第20回 政府の介入 規制価格
これまで、3回にわたって、余剰概念をみてきました。
まとめますと、消費者余剰と生産者余剰があり、その総計が、総余剰であり、社会全体の富の大きさでした。パレート最適点では、総余剰が最大化していました。
これは、民間部門が自由な経済活動でおこなった結果でした。
これから3回にわたって、政府がこの市場に何らかの介入(関与)をするとどうなるかを考えてみます。
この第一回目は、「規制価格」(統制価格)の問題です。政府は、いろいろな理由で、市場価格に介入しようとします。たとえば、景気が悪い場合や、急に物価が上昇した時などです。
ここでは、急な物価の上昇を抑えるために、ある財、とくに日常生活に大きな影響を与えるような財でしょうが、市場価格以下に価格を規制したとしましょう。一見、消費者にはありがたいことのようですが、その結果はどうでしょうか。

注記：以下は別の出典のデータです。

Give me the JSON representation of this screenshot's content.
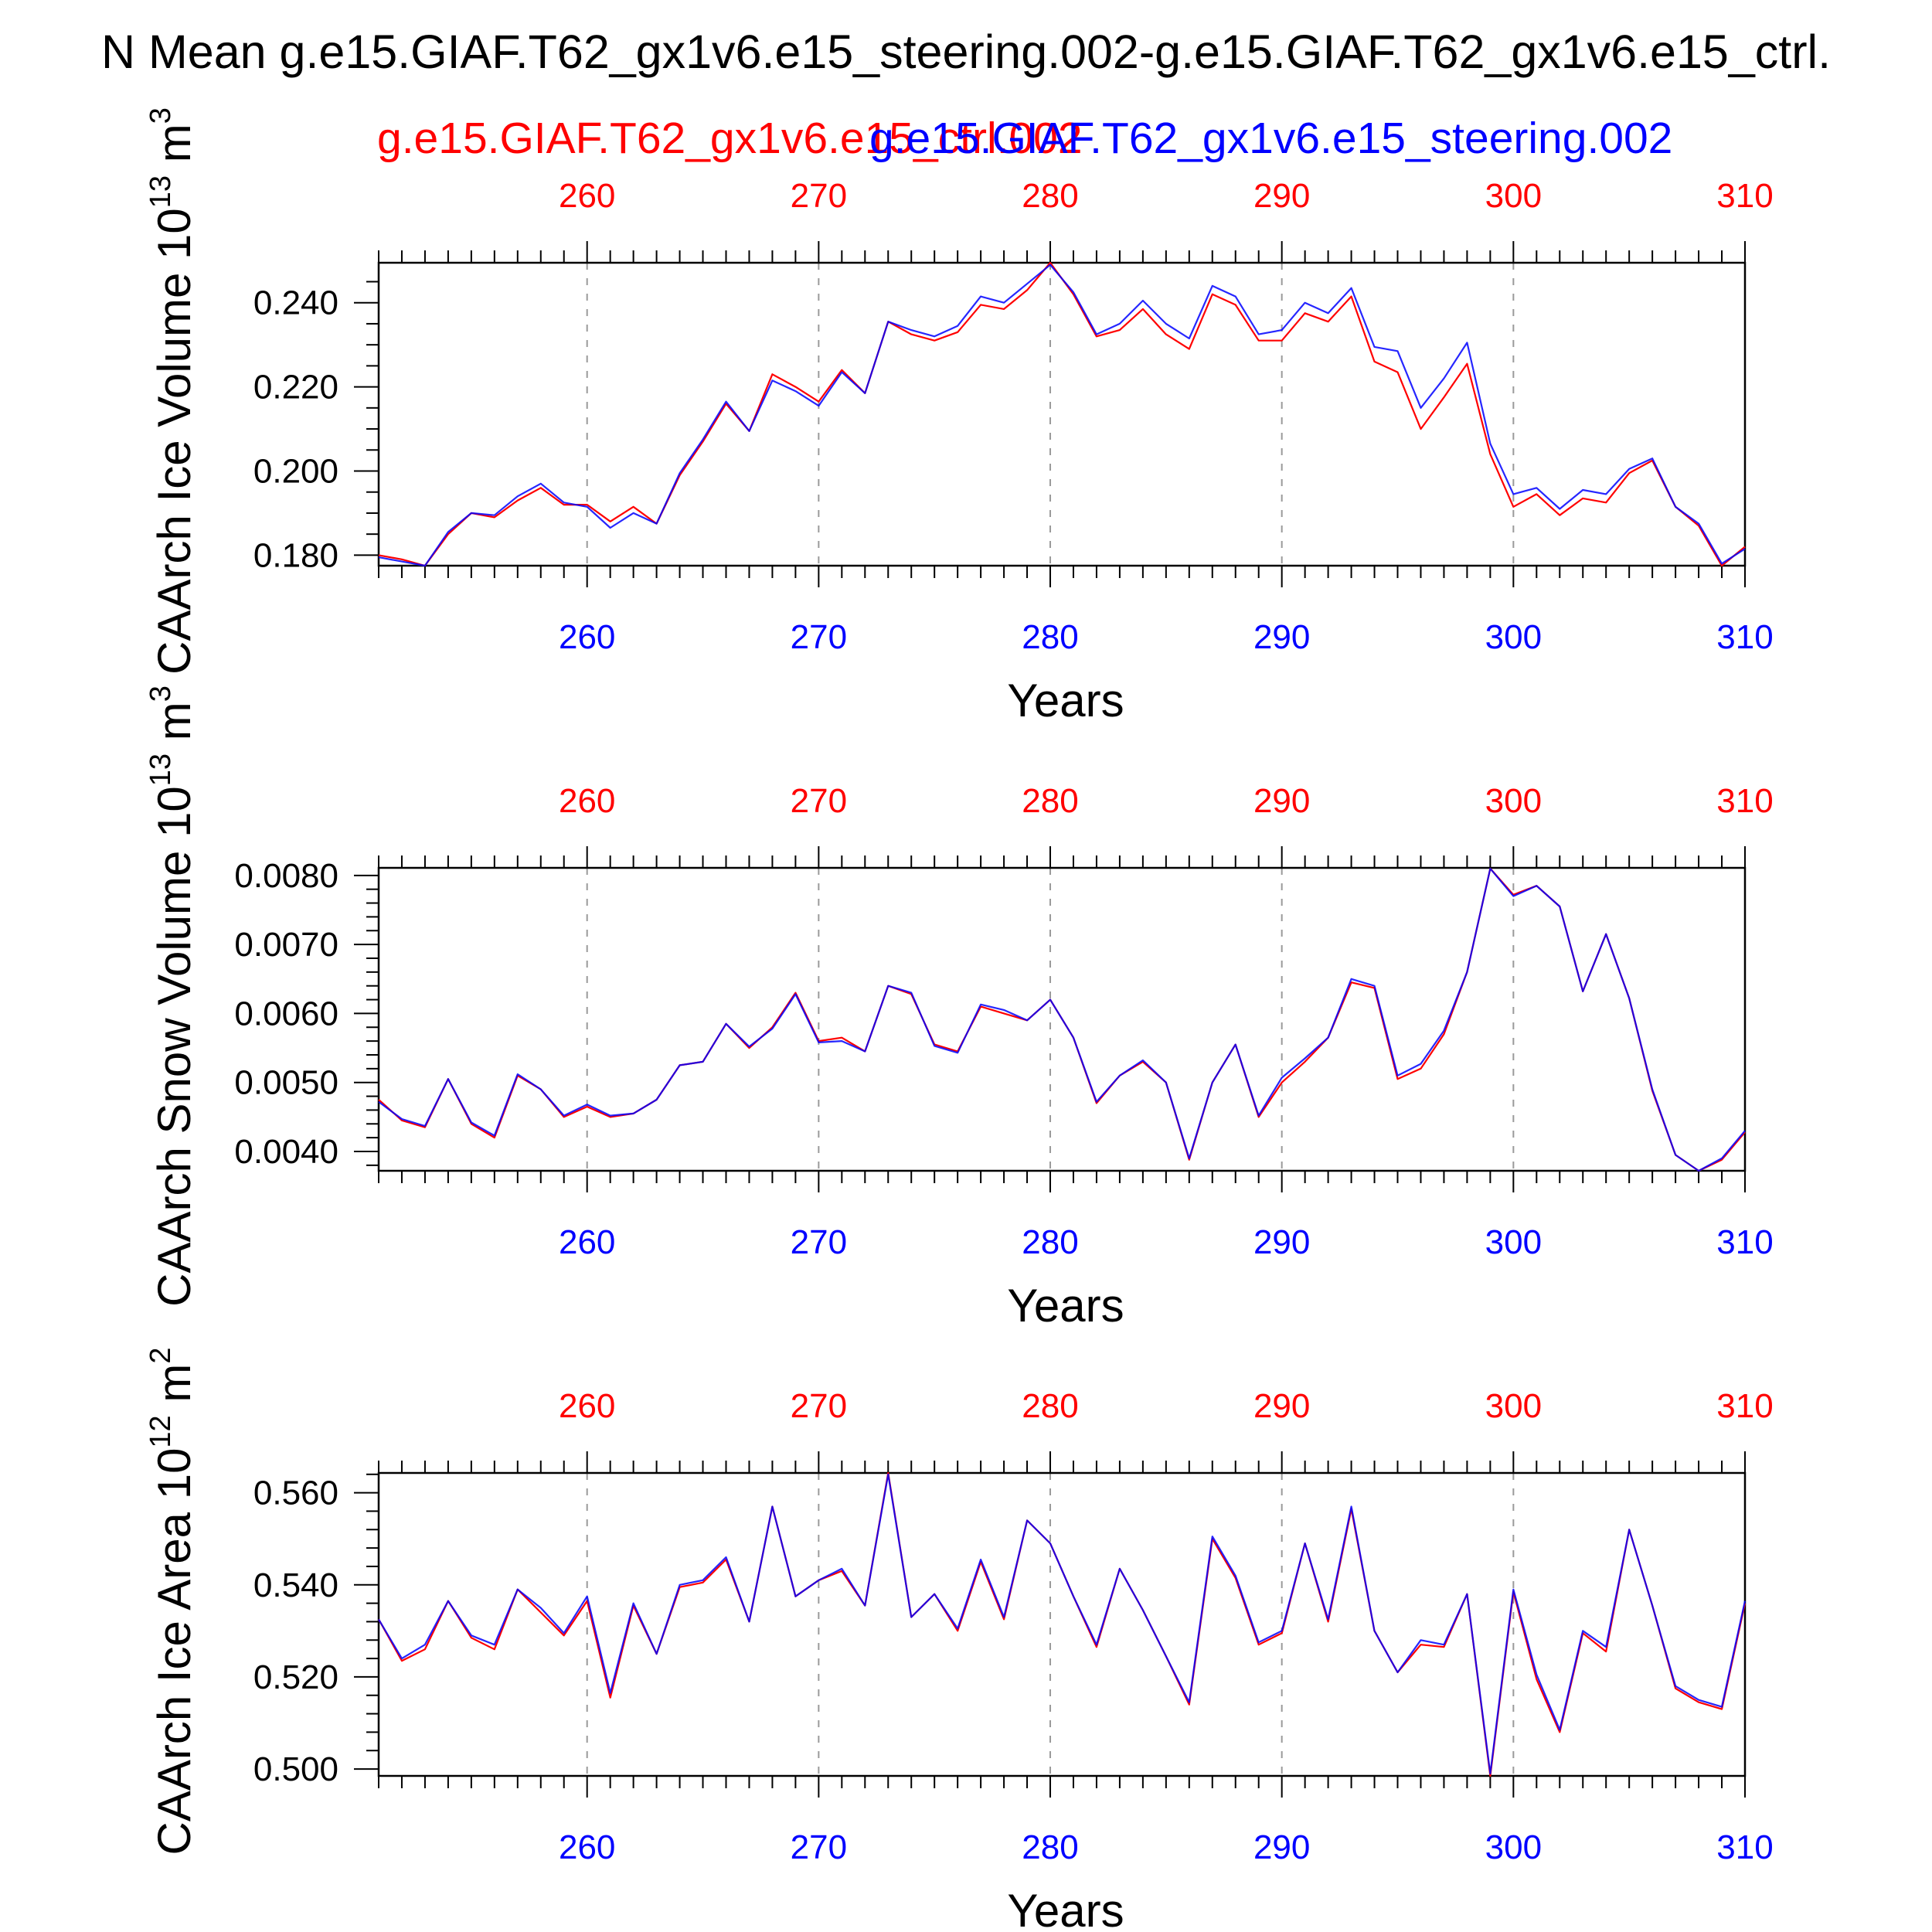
{
  "title": "N Mean g.e15.GIAF.T62_gx1v6.e15_steering.002-g.e15.GIAF.T62_gx1v6.e15_ctrl.",
  "legend": {
    "ctrl_label": "g.e15.GIAF.T62_gx1v6.e15_ctrl.002",
    "steering_label": "g.e15.GIAF.T62_gx1v6.e15_steering.002"
  },
  "colors": {
    "ctrl": "#ff0000",
    "steering": "#0000ff",
    "text": "#000000",
    "grid": "#9a9a9a"
  },
  "chart_data": [
    {
      "type": "line",
      "ylabel": "CAArch Ice Volume 10",
      "ylabel_exp": "13",
      "ylabel_unit": "m",
      "ylabel_unit_exp": "3",
      "xlabel": "Years",
      "xlim": [
        251,
        310
      ],
      "ylim": [
        0.1775,
        0.2495
      ],
      "xticks": [
        260,
        270,
        280,
        290,
        300,
        310
      ],
      "yticks": [
        0.18,
        0.2,
        0.22,
        0.24
      ],
      "ytick_labels": [
        "0.180",
        "0.200",
        "0.220",
        "0.240"
      ],
      "ymin_step": 0.005,
      "grid": "vertical dashed at major x ticks",
      "x": [
        251,
        252,
        253,
        254,
        255,
        256,
        257,
        258,
        259,
        260,
        261,
        262,
        263,
        264,
        265,
        266,
        267,
        268,
        269,
        270,
        271,
        272,
        273,
        274,
        275,
        276,
        277,
        278,
        279,
        280,
        281,
        282,
        283,
        284,
        285,
        286,
        287,
        288,
        289,
        290,
        291,
        292,
        293,
        294,
        295,
        296,
        297,
        298,
        299,
        300,
        301,
        302,
        303,
        304,
        305,
        306,
        307,
        308,
        309,
        310
      ],
      "series": [
        {
          "name": "g.e15.GIAF.T62_gx1v6.e15_ctrl.002",
          "color": "#ff0000",
          "values": [
            0.18,
            0.179,
            0.1775,
            0.185,
            0.19,
            0.189,
            0.193,
            0.196,
            0.192,
            0.192,
            0.188,
            0.1915,
            0.1875,
            0.199,
            0.207,
            0.216,
            0.2095,
            0.223,
            0.22,
            0.2165,
            0.224,
            0.2185,
            0.2355,
            0.2325,
            0.231,
            0.233,
            0.2395,
            0.2385,
            0.243,
            0.2495,
            0.242,
            0.232,
            0.2335,
            0.2385,
            0.2325,
            0.229,
            0.242,
            0.2395,
            0.231,
            0.231,
            0.2375,
            0.2355,
            0.2415,
            0.226,
            0.2235,
            0.21,
            0.2175,
            0.2255,
            0.204,
            0.1915,
            0.1945,
            0.1895,
            0.1935,
            0.1925,
            0.1995,
            0.2025,
            0.1915,
            0.187,
            0.1775,
            0.182
          ]
        },
        {
          "name": "g.e15.GIAF.T62_gx1v6.e15_steering.002",
          "color": "#0000ff",
          "values": [
            0.1795,
            0.1785,
            0.1775,
            0.1855,
            0.19,
            0.1895,
            0.194,
            0.197,
            0.1925,
            0.1915,
            0.1865,
            0.19,
            0.1875,
            0.1995,
            0.2075,
            0.2165,
            0.2095,
            0.2215,
            0.219,
            0.2155,
            0.2235,
            0.2185,
            0.2355,
            0.2335,
            0.232,
            0.2345,
            0.2415,
            0.24,
            0.2445,
            0.249,
            0.2425,
            0.2325,
            0.235,
            0.2405,
            0.235,
            0.2315,
            0.244,
            0.2415,
            0.2325,
            0.2335,
            0.24,
            0.2375,
            0.2435,
            0.2295,
            0.2285,
            0.215,
            0.222,
            0.2305,
            0.2065,
            0.1945,
            0.196,
            0.191,
            0.1955,
            0.1945,
            0.2005,
            0.203,
            0.1915,
            0.1875,
            0.178,
            0.1815
          ]
        }
      ]
    },
    {
      "type": "line",
      "ylabel": "CAArch Snow Volume 10",
      "ylabel_exp": "13",
      "ylabel_unit": "m",
      "ylabel_unit_exp": "3",
      "xlabel": "Years",
      "xlim": [
        251,
        310
      ],
      "ylim": [
        0.00372,
        0.00811
      ],
      "xticks": [
        260,
        270,
        280,
        290,
        300,
        310
      ],
      "yticks": [
        0.004,
        0.005,
        0.006,
        0.007,
        0.008
      ],
      "ytick_labels": [
        "0.0040",
        "0.0050",
        "0.0060",
        "0.0070",
        "0.0080"
      ],
      "ymin_step": 0.0002,
      "grid": "vertical dashed at major x ticks",
      "x": [
        251,
        252,
        253,
        254,
        255,
        256,
        257,
        258,
        259,
        260,
        261,
        262,
        263,
        264,
        265,
        266,
        267,
        268,
        269,
        270,
        271,
        272,
        273,
        274,
        275,
        276,
        277,
        278,
        279,
        280,
        281,
        282,
        283,
        284,
        285,
        286,
        287,
        288,
        289,
        290,
        291,
        292,
        293,
        294,
        295,
        296,
        297,
        298,
        299,
        300,
        301,
        302,
        303,
        304,
        305,
        306,
        307,
        308,
        309,
        310
      ],
      "series": [
        {
          "name": "g.e15.GIAF.T62_gx1v6.e15_ctrl.002",
          "color": "#ff0000",
          "values": [
            0.00475,
            0.00445,
            0.00435,
            0.00505,
            0.0044,
            0.0042,
            0.0051,
            0.0049,
            0.0045,
            0.00465,
            0.0045,
            0.00455,
            0.00475,
            0.00525,
            0.0053,
            0.00585,
            0.0055,
            0.0058,
            0.0063,
            0.0056,
            0.00565,
            0.00545,
            0.0064,
            0.00628,
            0.00555,
            0.00545,
            0.0061,
            0.006,
            0.0059,
            0.0062,
            0.00565,
            0.0047,
            0.0051,
            0.0053,
            0.005,
            0.00388,
            0.005,
            0.00555,
            0.0045,
            0.005,
            0.0053,
            0.00565,
            0.00645,
            0.00637,
            0.00505,
            0.0052,
            0.0057,
            0.0066,
            0.0081,
            0.00772,
            0.00785,
            0.00755,
            0.00632,
            0.00715,
            0.00622,
            0.00488,
            0.00395,
            0.00372,
            0.00388,
            0.00428
          ]
        },
        {
          "name": "g.e15.GIAF.T62_gx1v6.e15_steering.002",
          "color": "#0000ff",
          "values": [
            0.00472,
            0.00447,
            0.00437,
            0.00505,
            0.00442,
            0.00423,
            0.00512,
            0.0049,
            0.00452,
            0.00468,
            0.00452,
            0.00455,
            0.00475,
            0.00525,
            0.0053,
            0.00585,
            0.00552,
            0.00578,
            0.00628,
            0.00558,
            0.0056,
            0.00545,
            0.0064,
            0.0063,
            0.00553,
            0.00543,
            0.00613,
            0.00605,
            0.0059,
            0.0062,
            0.00565,
            0.00472,
            0.0051,
            0.00532,
            0.005,
            0.0039,
            0.005,
            0.00555,
            0.00452,
            0.00507,
            0.00535,
            0.00565,
            0.0065,
            0.0064,
            0.0051,
            0.00527,
            0.00575,
            0.0066,
            0.0081,
            0.0077,
            0.00785,
            0.00755,
            0.00632,
            0.00715,
            0.00622,
            0.0049,
            0.00395,
            0.00372,
            0.0039,
            0.0043
          ]
        }
      ]
    },
    {
      "type": "line",
      "ylabel": "CAArch Ice Area 10",
      "ylabel_exp": "12",
      "ylabel_unit": "m",
      "ylabel_unit_exp": "2",
      "xlabel": "Years",
      "xlim": [
        251,
        310
      ],
      "ylim": [
        0.4985,
        0.5643
      ],
      "xticks": [
        260,
        270,
        280,
        290,
        300,
        310
      ],
      "yticks": [
        0.5,
        0.52,
        0.54,
        0.56
      ],
      "ytick_labels": [
        "0.500",
        "0.520",
        "0.540",
        "0.560"
      ],
      "ymin_step": 0.004,
      "grid": "vertical dashed at major x ticks",
      "x": [
        251,
        252,
        253,
        254,
        255,
        256,
        257,
        258,
        259,
        260,
        261,
        262,
        263,
        264,
        265,
        266,
        267,
        268,
        269,
        270,
        271,
        272,
        273,
        274,
        275,
        276,
        277,
        278,
        279,
        280,
        281,
        282,
        283,
        284,
        285,
        286,
        287,
        288,
        289,
        290,
        291,
        292,
        293,
        294,
        295,
        296,
        297,
        298,
        299,
        300,
        301,
        302,
        303,
        304,
        305,
        306,
        307,
        308,
        309,
        310
      ],
      "series": [
        {
          "name": "g.e15.GIAF.T62_gx1v6.e15_ctrl.002",
          "color": "#ff0000",
          "values": [
            0.5325,
            0.5235,
            0.526,
            0.5365,
            0.5285,
            0.526,
            0.539,
            0.534,
            0.529,
            0.5365,
            0.5155,
            0.5355,
            0.525,
            0.5395,
            0.5405,
            0.5455,
            0.532,
            0.557,
            0.5375,
            0.541,
            0.543,
            0.5355,
            0.5643,
            0.533,
            0.538,
            0.53,
            0.545,
            0.5325,
            0.554,
            0.549,
            0.5375,
            0.5265,
            0.5435,
            0.5345,
            0.5245,
            0.514,
            0.55,
            0.5415,
            0.527,
            0.5295,
            0.549,
            0.532,
            0.5565,
            0.53,
            0.521,
            0.527,
            0.5265,
            0.538,
            0.4985,
            0.5385,
            0.5195,
            0.508,
            0.5295,
            0.5255,
            0.552,
            0.5355,
            0.5175,
            0.5145,
            0.513,
            0.536
          ]
        },
        {
          "name": "g.e15.GIAF.T62_gx1v6.e15_steering.002",
          "color": "#0000ff",
          "values": [
            0.5325,
            0.524,
            0.527,
            0.5365,
            0.529,
            0.527,
            0.539,
            0.535,
            0.5295,
            0.5375,
            0.5165,
            0.536,
            0.525,
            0.54,
            0.541,
            0.546,
            0.532,
            0.557,
            0.5375,
            0.541,
            0.5435,
            0.5355,
            0.564,
            0.533,
            0.538,
            0.5305,
            0.5455,
            0.533,
            0.554,
            0.549,
            0.5375,
            0.527,
            0.5435,
            0.5345,
            0.5245,
            0.5145,
            0.5505,
            0.542,
            0.5275,
            0.53,
            0.549,
            0.5325,
            0.557,
            0.53,
            0.521,
            0.528,
            0.527,
            0.538,
            0.499,
            0.539,
            0.5205,
            0.5085,
            0.53,
            0.5265,
            0.552,
            0.5355,
            0.518,
            0.515,
            0.5135,
            0.5365
          ]
        }
      ]
    }
  ]
}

図表のように、G(市場価格)よりも、政府は、規制をかけて安い価格Jにしました。すると、生産者は、生産量を減らします。安い価格では利益が減るからです。ここでは、Q’のように生産量を減らすのです。すると、消費者もQ’しか消費できません。この場合、生産者余剰は、三角形GEOから、三角形JIOに減少します。消費者余剰は、この場合、四角形FHIJとなります。総余剰は、四角形FHIOとなり、三角形HEIほど減少するのです。
結果、政府の規制価格のせいで、総余剰は、減少することになるのです。
ここでは、低価格にしましたが、高価格にしても、同じように、総余剰は減少することになるのです。
ここで明らかになったことは、政府の価格への統制はすべて総余剰を減らす結果ということです。